Вертолет придавливал его к крыше плотным ревом, тугим столбом воздуха, и Джордан вдруг понял, что это последнее, что унесет из жизни: рев тугого воздуха. Тяжесть все наваливалась на него, холодная, леденящая тяжесть. А может быть, это была не тяжесть, а ужас, животный ужас… Он рос, рос, стал нестерпимым, пронзительным, и когда терпеть его не было никакой, ни малейшей возможности, он вдруг лопнул, прорвался, и на Джордана снизошло спокойствие. Ужаса больше не было. Была бесконечная грусть. Вот что, оказывается, значит стрелять в живых людей. Стрелять так, чтобы они стали мертвыми. Как он…

Глава 4

— Ты что-нибудь решила? — спросил Марквуд у машины.

— Да. Поскольку ворота Риверглейда охраняются и поскольку, по-видимому, охрана куплена Кальвино, а попытка перерезать проволоку сразу даст сигнал тревоги, я вижу только один выход. Надо попасть на территорию ОП не через ворота и не через проволоку.

— Это прекрасная мысль, — сказал Марквуд. — Нужно быть гениальной думающей машиной, чтобы прийти к такому замечательному по простоте выводу.

— Структура твоих фраз, тембр и интонация говорят о том, что ты полон сарказма. Это удивительно, так как я действительно выражалась просто. Если в ОП нельзя попасть ни через ворота, ни через проволоку и если я имею правильное представление об ОП, то попасть туда можно только сверху.

— Что это значит?

— Это значит, что нужно попасть туда сверху. Сверху вниз. А так как человек не может сам по себе подняться в воздух, его должен поднять туда самолет или вертолет.
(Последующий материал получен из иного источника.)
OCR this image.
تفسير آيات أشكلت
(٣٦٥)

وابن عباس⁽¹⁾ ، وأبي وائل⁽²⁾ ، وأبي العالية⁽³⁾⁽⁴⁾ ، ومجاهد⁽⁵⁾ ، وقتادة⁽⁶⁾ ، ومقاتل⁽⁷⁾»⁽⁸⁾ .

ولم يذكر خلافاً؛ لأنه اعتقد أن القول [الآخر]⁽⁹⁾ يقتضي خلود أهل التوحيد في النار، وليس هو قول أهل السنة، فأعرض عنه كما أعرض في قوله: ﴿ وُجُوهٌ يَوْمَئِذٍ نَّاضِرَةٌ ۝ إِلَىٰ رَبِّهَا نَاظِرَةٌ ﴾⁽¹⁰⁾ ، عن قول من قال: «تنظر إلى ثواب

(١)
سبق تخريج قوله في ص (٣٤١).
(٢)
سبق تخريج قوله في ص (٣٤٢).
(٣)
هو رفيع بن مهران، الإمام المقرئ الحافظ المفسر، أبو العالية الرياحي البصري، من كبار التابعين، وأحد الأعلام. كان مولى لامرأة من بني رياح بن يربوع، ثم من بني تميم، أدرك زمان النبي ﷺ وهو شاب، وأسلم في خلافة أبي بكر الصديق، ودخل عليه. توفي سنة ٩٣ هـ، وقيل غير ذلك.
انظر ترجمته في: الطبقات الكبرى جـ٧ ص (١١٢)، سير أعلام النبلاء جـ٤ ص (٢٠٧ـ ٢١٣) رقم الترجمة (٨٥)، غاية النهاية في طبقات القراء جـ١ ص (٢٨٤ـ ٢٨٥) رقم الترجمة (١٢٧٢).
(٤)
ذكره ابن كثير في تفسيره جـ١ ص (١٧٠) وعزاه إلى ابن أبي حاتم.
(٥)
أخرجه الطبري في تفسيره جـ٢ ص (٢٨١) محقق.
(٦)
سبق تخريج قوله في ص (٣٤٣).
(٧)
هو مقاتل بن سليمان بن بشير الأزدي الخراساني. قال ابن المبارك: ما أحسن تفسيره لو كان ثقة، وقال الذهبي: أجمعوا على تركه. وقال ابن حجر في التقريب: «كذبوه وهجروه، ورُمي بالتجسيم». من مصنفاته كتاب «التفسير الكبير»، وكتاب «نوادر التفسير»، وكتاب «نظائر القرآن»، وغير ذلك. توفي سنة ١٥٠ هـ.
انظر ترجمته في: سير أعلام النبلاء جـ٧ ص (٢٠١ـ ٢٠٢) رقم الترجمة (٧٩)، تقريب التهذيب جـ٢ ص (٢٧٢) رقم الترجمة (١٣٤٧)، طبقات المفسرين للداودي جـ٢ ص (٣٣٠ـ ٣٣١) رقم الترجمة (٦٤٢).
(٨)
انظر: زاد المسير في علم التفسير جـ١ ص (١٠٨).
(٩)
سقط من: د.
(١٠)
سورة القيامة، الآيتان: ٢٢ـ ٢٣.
А так как сам человек спуститься не может, ибо разобьется, необходимо снабдить его приспособлениями, замедляющими его свободное падение. Есть у вас такие приспособления или мне нужно их приобрести и рассчитать?

— Есть, есть, и я прошу прощения, что усомнился на минуту в твоем электронном уме. Такие приспособления есть. Они называются парашютами…

Через четверть часа Марквуд был уже у Коломбо.

— Приглашение можно принимать, мистер Коломбо.

— Самим залезть в их петлю?

— Почти. Но не совсем. Вы должны будете просто задержаться немножко по дороге. Совсем немножко, скажем, на полчаса. И не въезжать в Риверглейд. Вообще не приближаться к воротам. Строго говоря, можно было бы вообще не выезжать из Пайнхиллза, но на всякий случай — а вдруг кто-нибудь еще шпионит за вами — поезжайте.